Automating unlock with Cloud Workflows

There are a multitude of ways to facilitate this process. I have opted to use Cloud Workflows that are triggered by Cloud Scheduler to implement this logic. Workflows provide a serverless no-code integration environemnt with connectors to the necessary APIs required for our purposes. The following flow diagram sketches out what the workflow does:

Flow diagram of the workflow to unlock snapshots

Let’s dig a little deeper what these steps actually do:

  • Check creationTimestamp: Due to a limitation of the Compute Engine API it is currently not possible to retrieve a filtered list based on the creationTimestamp field.
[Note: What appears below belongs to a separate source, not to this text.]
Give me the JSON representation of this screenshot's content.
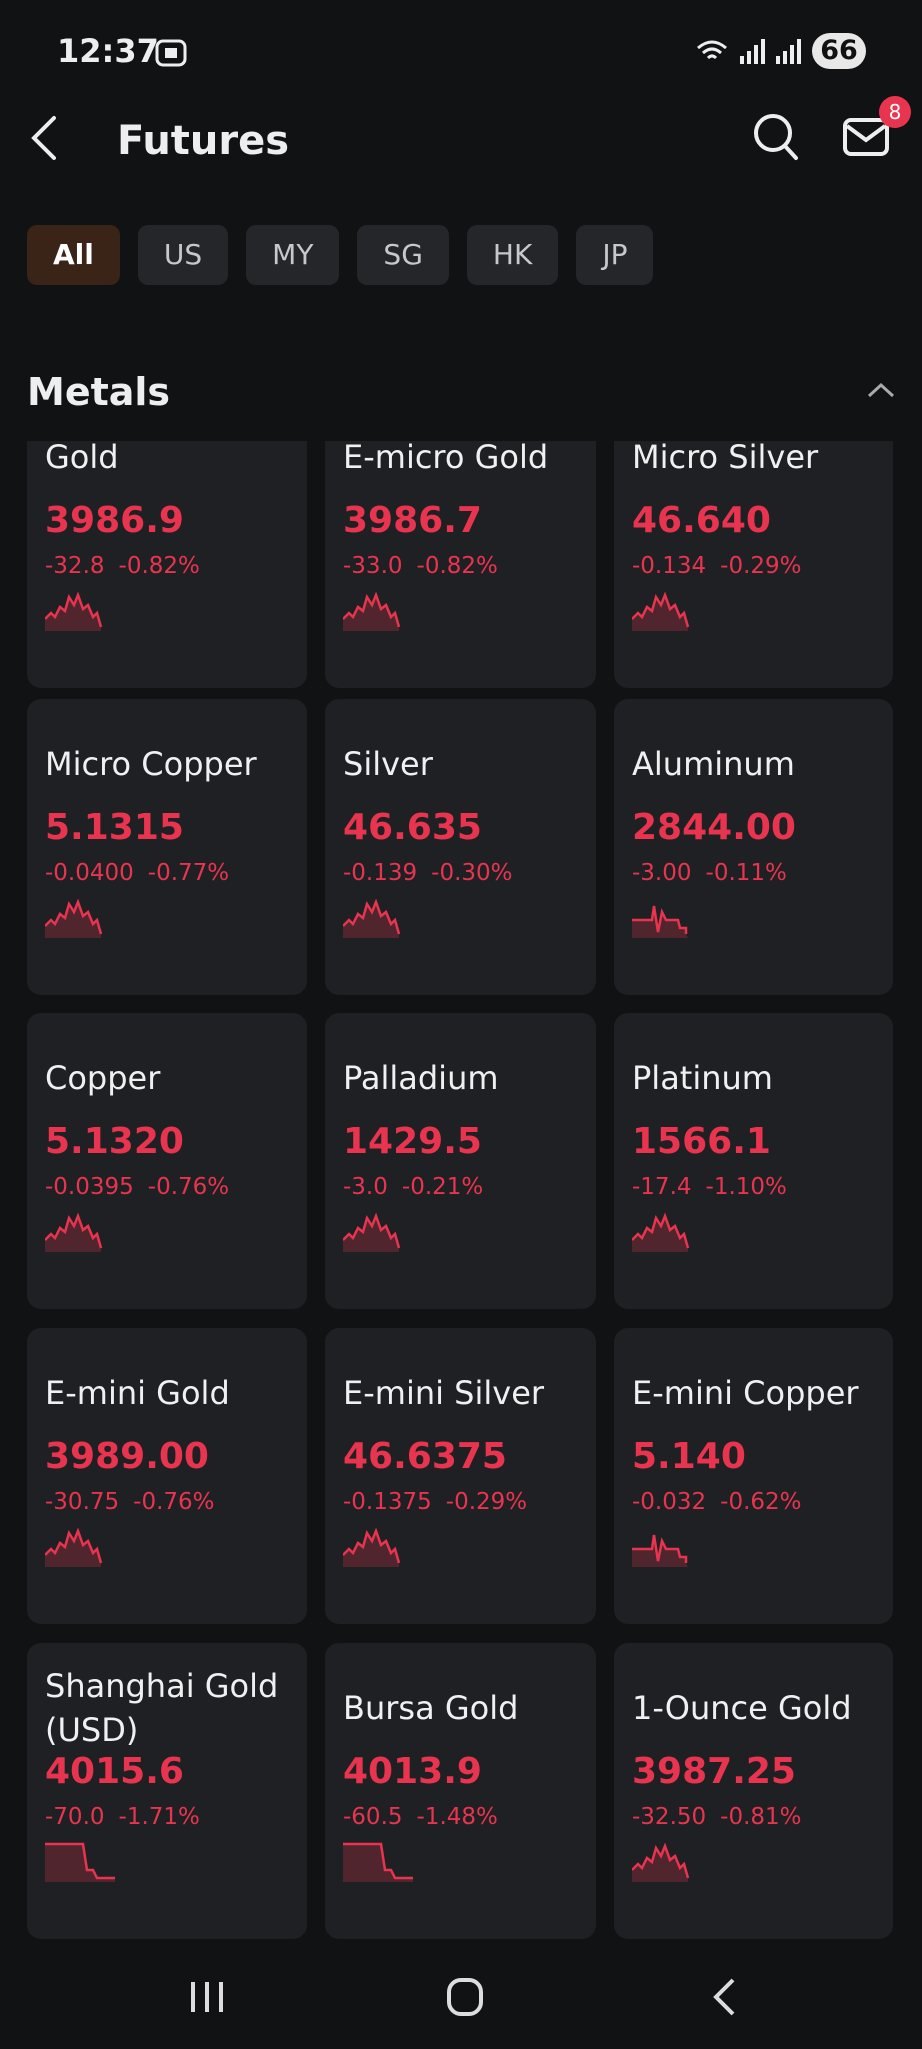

The first steps is thus required to only process snapshots that are at or have exceeded the configured retention time.
  • Check whether the tag has been set already: We need to account for the scenario where a snapshot was already in a previous execution of the workflow but was not removed by a 3rd party process yet. To prevent any errors we check whether the tag binding has been set on the snapshot.
  • Set tag: In this step we simply create the tag binding on the snapshot.
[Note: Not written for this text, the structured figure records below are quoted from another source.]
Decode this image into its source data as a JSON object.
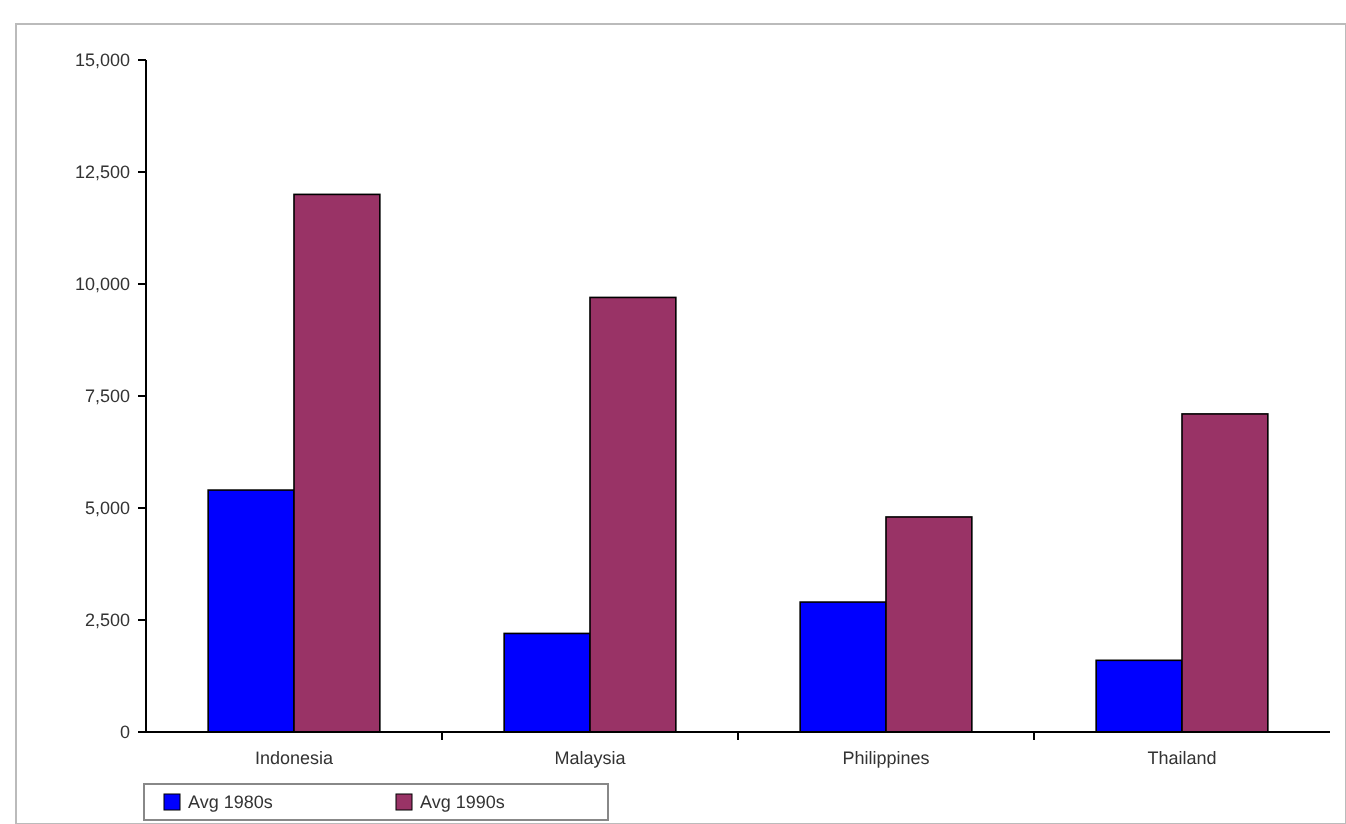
{
  "chart_data": {
    "type": "bar",
    "categories": [
      "Indonesia",
      "Malaysia",
      "Philippines",
      "Thailand"
    ],
    "series": [
      {
        "name": "Avg 1980s",
        "color": "#0000ff",
        "values": [
          5400,
          2200,
          2900,
          1600
        ]
      },
      {
        "name": "Avg 1990s",
        "color": "#993366",
        "values": [
          12000,
          9700,
          4800,
          7100
        ]
      }
    ],
    "ylim": [
      0,
      15000
    ],
    "yticks": [
      0,
      {
        "value": 2500,
        "label": "2,500"
      },
      {
        "value": 5000,
        "label": "5,000"
      },
      {
        "value": 7500,
        "label": "7,500"
      },
      {
        "value": 10000,
        "label": "10,000"
      },
      {
        "value": 12500,
        "label": "12,500"
      },
      {
        "value": 15000,
        "label": "15,000"
      }
    ],
    "grid": false,
    "legend": "bottom left"
  }
}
I’ve added the full code for the workflow to my GitHub repository.

Separation of duties

We now have a way to lock snapshots aginst deletion. We also have automation in place that will lift that lock according to business rules. It needs to be ensured that VM admins, operators or users are not able to escalate their priviliges. For instance a user being able to create a workflow with their own logic removing the tag binding or an administrator being able to directly remove the tag binding.

In order to prevent these scenarios we operate with strict separation of duties. The automation project in which the workflows are kept and executed is separated from the workload project(s). A service account from the automation project is given permission to operate in the workload project. Additionally permissions to use the tag are scoped only to the same service account.
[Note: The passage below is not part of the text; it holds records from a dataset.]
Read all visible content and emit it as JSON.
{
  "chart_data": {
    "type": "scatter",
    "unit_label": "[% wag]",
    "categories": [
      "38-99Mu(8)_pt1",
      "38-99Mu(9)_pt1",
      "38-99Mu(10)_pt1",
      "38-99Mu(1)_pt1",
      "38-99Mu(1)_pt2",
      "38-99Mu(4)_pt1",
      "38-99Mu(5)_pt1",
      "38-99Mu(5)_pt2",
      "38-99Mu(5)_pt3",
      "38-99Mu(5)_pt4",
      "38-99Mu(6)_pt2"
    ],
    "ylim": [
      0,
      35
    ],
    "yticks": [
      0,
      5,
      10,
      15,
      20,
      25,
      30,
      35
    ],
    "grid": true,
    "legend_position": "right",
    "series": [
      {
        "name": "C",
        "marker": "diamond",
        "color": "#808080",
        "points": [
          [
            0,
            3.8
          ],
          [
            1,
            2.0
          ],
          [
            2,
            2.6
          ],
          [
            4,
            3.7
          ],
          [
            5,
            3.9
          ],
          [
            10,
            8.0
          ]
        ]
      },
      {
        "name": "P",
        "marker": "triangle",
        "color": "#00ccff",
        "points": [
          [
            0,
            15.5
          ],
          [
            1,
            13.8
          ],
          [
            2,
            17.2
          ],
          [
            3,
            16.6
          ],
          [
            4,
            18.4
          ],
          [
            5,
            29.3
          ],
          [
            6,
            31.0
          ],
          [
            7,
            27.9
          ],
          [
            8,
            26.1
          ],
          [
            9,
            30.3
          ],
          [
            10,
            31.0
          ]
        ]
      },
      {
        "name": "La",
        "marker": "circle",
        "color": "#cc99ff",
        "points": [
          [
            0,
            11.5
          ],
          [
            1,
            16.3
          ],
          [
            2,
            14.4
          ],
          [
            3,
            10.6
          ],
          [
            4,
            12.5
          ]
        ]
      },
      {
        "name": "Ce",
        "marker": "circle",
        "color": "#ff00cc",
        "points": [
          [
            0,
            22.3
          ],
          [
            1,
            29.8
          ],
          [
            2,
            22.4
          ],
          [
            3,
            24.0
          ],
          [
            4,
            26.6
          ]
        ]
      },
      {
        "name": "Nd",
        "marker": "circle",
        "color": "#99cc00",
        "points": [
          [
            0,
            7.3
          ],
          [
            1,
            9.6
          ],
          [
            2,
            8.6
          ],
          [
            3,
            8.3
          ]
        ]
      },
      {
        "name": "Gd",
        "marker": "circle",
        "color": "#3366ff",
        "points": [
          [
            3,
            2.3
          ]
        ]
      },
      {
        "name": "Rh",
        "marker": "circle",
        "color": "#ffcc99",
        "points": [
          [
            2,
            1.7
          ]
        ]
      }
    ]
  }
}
Specifically the following measures were considered:

  • Tag is ideally created at the organizationl level for isolation
  • No principal in the workload project has the iam.denyAdmin role to prevent editing or removing of the deny policy
  • No principal in the workload project has the resourcemanager.tagUser role to prevent manual creation of tag bindings
  • No principal with access to the workload project has access to the automation project to prevent editing of the workflow or creation of new workflows that would have access to the snaphots
  • A service account for the workflow is created and narrowly scoped to access the tag in the workload project (iam.tagUser), manage storage in the workload project (compute.storageAdmin), and invoke workflows in the automation project (workflows.invoker)

Summary / Terraform sample

The article shows how to protect snapshots from malicious tampering or accidental deletion. While only specifc permissions are denied this can be extended to other operations and other resources to fit organizational needs.

A fully working sample can be found in my GitHub repository which implements this solution including standing up projects and the creation of of all required resources like tags, disk, resource poliy (to schedule snapshot creation), service account and workflow.

Caveats

While the IAM deny policy will deny all matching API calls, there is one scenario that is not covered: Scheduled snapshots. As this service is using another API path it won’t be affected by the IAM deny policy described in this article. When a new snapshot is created during the snapshot policy execution, the expiration date is set to the snapshot. Later modification of the schedule will not mutate the initial expiration. That means that snapshot schedules can’t be misused to purge snapshots from a project. While a caveat to the approach described in this article, it wont offer an attack surface for the scenario outline in the introduction.